The National Science Foundation recently awarded three-year graduate research fellowships to four Hutchinson Center graduate students. All are part of the joint Center/University of Washington Molecular and Cellular Biology program. Two other MCB students at the Center received honorable mentions from the NSF.
The fellowship recipients include Chris Weber, Sheila Teves and Benjamin Ross of the Basic Sciences Division and the Human Biology Division’s Alex Compton. Honorable mentions went to Duncan Reid and Ilana Cohen of the Human Biology Division.
In the Henikoff Lab, Weber is studying the role of histone variant H2A.Z in gene regulation. Since this variant is involved in one of the most fundamental biological processes and is aberrant in cancer, his work will be broadly applicable.
Teves is researching how changes in the composition, stability, and dynamics of nucleosomes, the basic unit of chromatin composed of DNA and histones, affect transcriptional activation during environmental perturbations and in disease models. Also part of the Henikoff Lab, Teves aims to further understand transcriptional controls in response to the environment, and how such controls err during disease formation such as cancer.
The Malik Lab’s Ross is combining evolutionary sequence analyses with molecular, genetic and cytological approaches to study how molecular arms races between host genomes and selfish genetic parasites shape the biology of Drosophila fruit flies. Ross is especially interested in the causes and consequences of such escalating genetic conflicts on heterochromatin, the genome compartment once considered "silent" but now appreciated as being both fundamental to normal cellular function and to speciation, evolution of two species from one.
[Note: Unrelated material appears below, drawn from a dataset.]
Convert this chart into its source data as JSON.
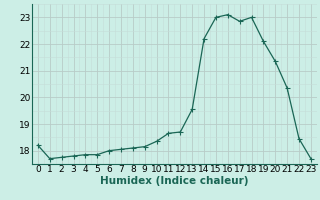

In the Emerman Lab, Compton is studying the co-evolution and viruses and the hosts they infect, as well as how subtle mutations in antiviral genes can affect an individual's susceptibility to infections by emerging viruses. This work may contribute to our understanding of how and when cross-species transmission events occur and how viruses adapt to new hosts.
“These are very prestigious fellowships and we are very proud of our students,” said Michele Karantsavelos, manager of Graduate Education for the Basic Sciences Division. “It was a banner year—overall, the MCB program had eight awardees and six honorable mentions.”
The NSF fellowships provide support for graduate study leading to research-based master’s or doctoral degrees and are intended for students in the early stages of their graduate study. The foundation works to ensure a diverse array of students pursue advanced degrees in science, technology, engineering and mathematics in the United States by offering more than 1,600 graduate fellowships.